Pour passer à l’action, vos projets ne manquent pas, mais il vous faut un élément primordial qu’on appelle la motivation. Première chose à savoir : la motivation peut être autodéterminée ou déterminée par autrui. Autodéterminée, lorsque la décision d’adopter le comportement est propre à soi-même, liée à un objectif personnel. Ou déterminée par autrui, si le comportement est motivé par une pression externe.
Par ailleurs, qu’elle soit autodéterminée ou déterminée par autrui, votre motivation sera de de 2 natures différentes : intrinsèque ou extrinsèque. Le type de motivation est particulièrement important car il impacte fortement la réalisation concrète du changement ou du maintien de comportement.

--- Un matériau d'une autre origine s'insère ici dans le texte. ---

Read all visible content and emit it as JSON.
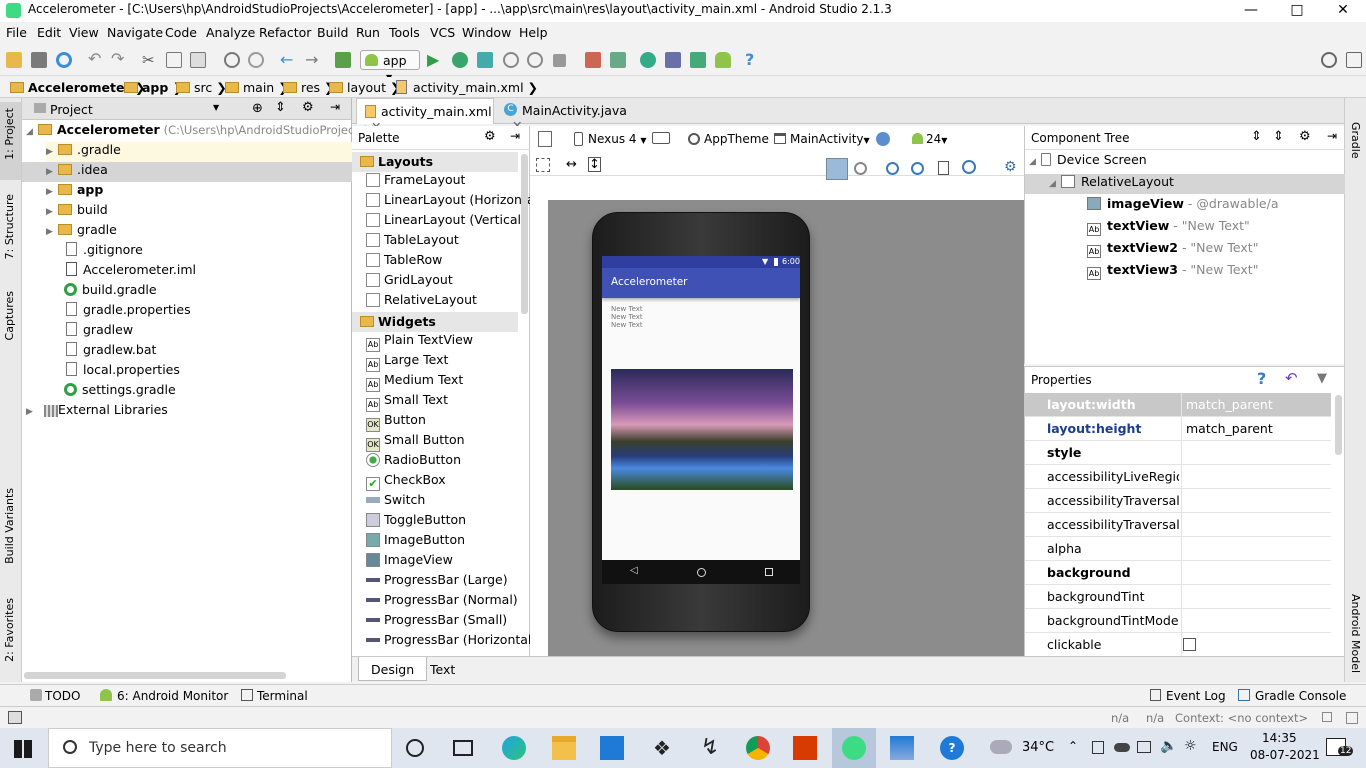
{
  "window": {
    "title": "Accelerometer - [C:\\Users\\hp\\AndroidStudioProjects\\Accelerometer] - [app] - ...\\app\\src\\main\\res\\layout\\activity_main.xml - Android Studio 2.1.3"
  },
  "menu": [
    "File",
    "Edit",
    "View",
    "Navigate",
    "Code",
    "Analyze",
    "Refactor",
    "Build",
    "Run",
    "Tools",
    "VCS",
    "Window",
    "Help"
  ],
  "toolbar": {
    "run_config": "app"
  },
  "breadcrumb": [
    "Accelerometer",
    "app",
    "src",
    "main",
    "res",
    "layout",
    "activity_main.xml"
  ],
  "left_tabs": [
    "1: Project",
    "7: Structure",
    "Captures",
    "Build Variants",
    "2: Favorites"
  ],
  "right_tabs": [
    "Gradle",
    "Android Model"
  ],
  "project": {
    "header": "Project",
    "root": "Accelerometer",
    "root_path": "(C:\\Users\\hp\\AndroidStudioProjects\\A",
    "items": [
      ".gradle",
      ".idea",
      "app",
      "build",
      "gradle",
      ".gitignore",
      "Accelerometer.iml",
      "build.gradle",
      "gradle.properties",
      "gradlew",
      "gradlew.bat",
      "local.properties",
      "settings.gradle"
    ],
    "external": "External Libraries"
  },
  "editor_tabs": [
    "activity_main.xml",
    "MainActivity.java"
  ],
  "palette": {
    "title": "Palette",
    "layouts_label": "Layouts",
    "layouts": [
      "FrameLayout",
      "LinearLayout (Horizontal)",
      "LinearLayout (Vertical)",
      "TableLayout",
      "TableRow",
      "GridLayout",
      "RelativeLayout"
    ],
    "widgets_label": "Widgets",
    "widgets": [
      "Plain TextView",
      "Large Text",
      "Medium Text",
      "Small Text",
      "Button",
      "Small Button",
      "RadioButton",
      "CheckBox",
      "Switch",
      "ToggleButton",
      "ImageButton",
      "ImageView",
      "ProgressBar (Large)",
      "ProgressBar (Normal)",
      "ProgressBar (Small)",
      "ProgressBar (Horizontal)"
    ]
  },
  "design_toolbar": {
    "device": "Nexus 4",
    "theme": "AppTheme",
    "activity": "MainActivity",
    "api": "24"
  },
  "phone": {
    "status_time": "6:00",
    "app_title": "Accelerometer",
    "texts": [
      "New Text",
      "New Text",
      "New Text"
    ]
  },
  "component_tree": {
    "title": "Component Tree",
    "root": "Device Screen",
    "layout": "RelativeLayout",
    "children": [
      {
        "name": "imageView",
        "detail": "- @drawable/a"
      },
      {
        "name": "textView",
        "detail": "- \"New Text\""
      },
      {
        "name": "textView2",
        "detail": "- \"New Text\""
      },
      {
        "name": "textView3",
        "detail": "- \"New Text\""
      }
    ]
  },
  "properties": {
    "title": "Properties",
    "rows": [
      {
        "name": "layout:width",
        "value": "match_parent"
      },
      {
        "name": "layout:height",
        "value": "match_parent"
      },
      {
        "name": "style",
        "value": ""
      },
      {
        "name": "accessibilityLiveRegion",
        "value": ""
      },
      {
        "name": "accessibilityTraversalAfte",
        "value": ""
      },
      {
        "name": "accessibilityTraversalBefc",
        "value": ""
      },
      {
        "name": "alpha",
        "value": ""
      },
      {
        "name": "background",
        "value": ""
      },
      {
        "name": "backgroundTint",
        "value": ""
      },
      {
        "name": "backgroundTintMode",
        "value": ""
      },
      {
        "name": "clickable",
        "value": ""
      }
    ]
  },
  "bottom_tabs": [
    "Design",
    "Text"
  ],
  "tool_windows": {
    "todo": "TODO",
    "monitor": "6: Android Monitor",
    "terminal": "Terminal",
    "event_log": "Event Log",
    "gradle_console": "Gradle Console"
  },
  "status": {
    "na1": "n/a",
    "na2": "n/a",
    "context": "Context: <no context>"
  },
  "taskbar": {
    "search_placeholder": "Type here to search",
    "temp": "34°C",
    "lang": "ENG",
    "time": "14:35",
    "date": "08-07-2021",
    "notifications": "12"
  }
}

Vous sollicitez une source de motivation intrinsèque lorsque vous vous engagez dans une action en raison de son caractère agréable, parce que vous l’appréciez. Ce type de motivation est souvent plébiscité par les personnes qui essaient de trouver une source de motivation efficace pour leur entourage : les dirigeants, entraîneurs sportifs, enseignants, parents, souhaitent que les personnes à qui ils confient des tâches les exécutent correctement et qu’ils y trouvent un intérêt qui se suffise à lui-même. Cette motivation intrinsèque est perçue la plupart du temps comme une source de motivation plus saine et plus puissante car elle vient de soi-même.
Il existe ainsi 3 besoins que nous sommes motivés à satisfaire : l’autonomie, la compétence, et la relation sociale. Il existe en outre 3 sources principales de motivation intrinsèque : Savoir, c’est le fait de connaitre de nouvelles choses, le désir d’apprendre. Accomplir, c’est le fait de relever des défis et de rechercher l’accomplissement d’un projet. Eprouver, c’est le désir de ressentir du plaisir. Les probabilités de réussite seront beaucoup plus importantes si une action fournit ces 3 sources de motivation intrinsèque.

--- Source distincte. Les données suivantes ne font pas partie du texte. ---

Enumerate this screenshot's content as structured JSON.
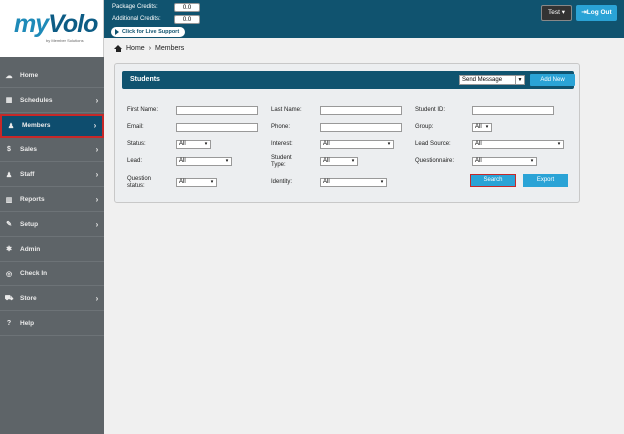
{
  "logo": {
    "brand_my": "my",
    "brand_volo": "Volo",
    "tagline": "by Member Solutions"
  },
  "sidebar": {
    "items": [
      {
        "label": "Home",
        "icon": "cloud-icon",
        "glyph": "☁",
        "chevron": false
      },
      {
        "label": "Schedules",
        "icon": "calendar-icon",
        "glyph": "▦",
        "chevron": true
      },
      {
        "label": "Members",
        "icon": "user-icon",
        "glyph": "♟",
        "chevron": true,
        "active": true
      },
      {
        "label": "Sales",
        "icon": "dollar-icon",
        "glyph": "$",
        "chevron": true
      },
      {
        "label": "Staff",
        "icon": "users-icon",
        "glyph": "♟",
        "chevron": true
      },
      {
        "label": "Reports",
        "icon": "chart-icon",
        "glyph": "▥",
        "chevron": true
      },
      {
        "label": "Setup",
        "icon": "wrench-icon",
        "glyph": "✎",
        "chevron": true
      },
      {
        "label": "Admin",
        "icon": "gear-icon",
        "glyph": "✱",
        "chevron": false
      },
      {
        "label": "Check In",
        "icon": "globe-icon",
        "glyph": "◎",
        "chevron": false
      },
      {
        "label": "Store",
        "icon": "cart-icon",
        "glyph": "⛟",
        "chevron": true
      },
      {
        "label": "Help",
        "icon": "question-icon",
        "glyph": "?",
        "chevron": false
      }
    ],
    "chevron_glyph": "›"
  },
  "topbar": {
    "package_credits_label": "Package Credits:",
    "package_credits_value": "0.0",
    "additional_credits_label": "Additional Credits:",
    "additional_credits_value": "0.0",
    "live_support": "Click for Live Support",
    "user_menu": "Test ▾",
    "logout": "Log Out",
    "logout_glyph": "⇥"
  },
  "breadcrumb": {
    "home": "Home",
    "sep": "›",
    "current": "Members"
  },
  "panel": {
    "title": "Students",
    "send_message": "Send Message",
    "add_new": "Add New",
    "fields": {
      "first_name": "First Name:",
      "last_name": "Last Name:",
      "student_id": "Student ID:",
      "email": "Email:",
      "phone": "Phone:",
      "group": "Group:",
      "group_value": "All",
      "status": "Status:",
      "status_value": "All",
      "interest": "Interest:",
      "interest_value": "All",
      "lead_source": "Lead Source:",
      "lead_source_value": "All",
      "lead": "Lead:",
      "lead_value": "All",
      "student_type_1": "Student",
      "student_type_2": "Type:",
      "student_type_value": "All",
      "questionnaire": "Questionnaire:",
      "questionnaire_value": "All",
      "question_status_1": "Question",
      "question_status_2": "status:",
      "question_status_value": "All",
      "identity": "Identity:",
      "identity_value": "All"
    },
    "search": "Search",
    "export": "Export"
  },
  "colors": {
    "brand_dark": "#10536f",
    "accent": "#2aa3d6",
    "sidebar": "#5e6468",
    "highlight": "#c62828"
  }
}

Cette motivation qui provient de l’envie et du plaisir est puissante mais souvent difficile à maîtriser. Vous devrez alors utiliser les leviers de la motivation extrinsèque, qui sont beaucoup plus maniables. Vous devrez ici adopter un comportement, non pas pour des raisons internes, mais pour obtenir une récompense distincte.

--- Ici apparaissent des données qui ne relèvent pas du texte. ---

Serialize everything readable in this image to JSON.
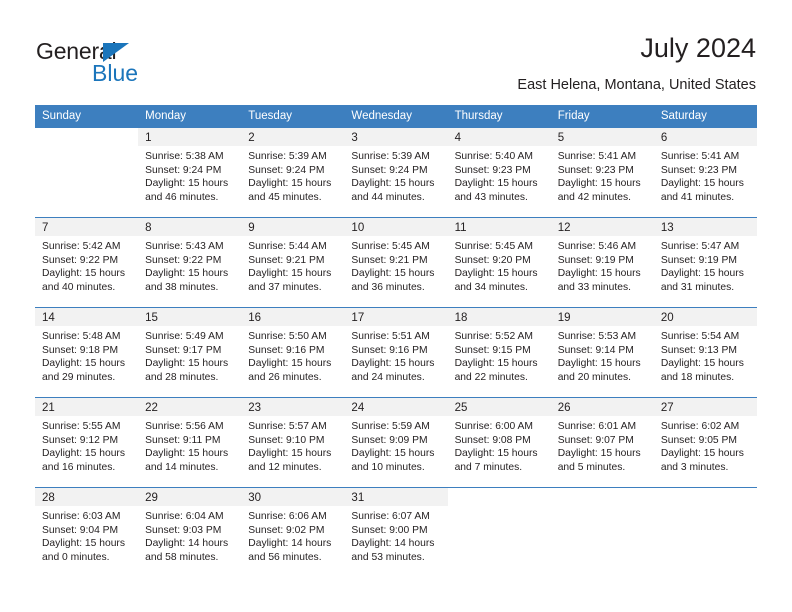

Quels sont les 3 outils que vous pouvez utiliser pour agir sur votre motivation extrinsèque ?
– Premier outil : se lancer des défis.
De nombreuses tâches à accomplir ne suscitent aucune envie : les corvées ménagères, les obligations administratives, le rangement, etc. Il faut alors comprendre son propre cerveau pour savoir comment le tromper. Dans le cerveau, il existe un circuit de la récompense, c’est-à-dire le mécanisme cérébral qui nous incite à suivre certains comportements pour obtenir le plaisir qui en résultera. Mais ce circuit de la récompense ne répond pas uniquement à la recherche de plaisir. Il est aussi sensible à la progression et à la curiosité. Il faut donc essayer de se lancer des défis pour réussir ce que nous souhaitons réaliser.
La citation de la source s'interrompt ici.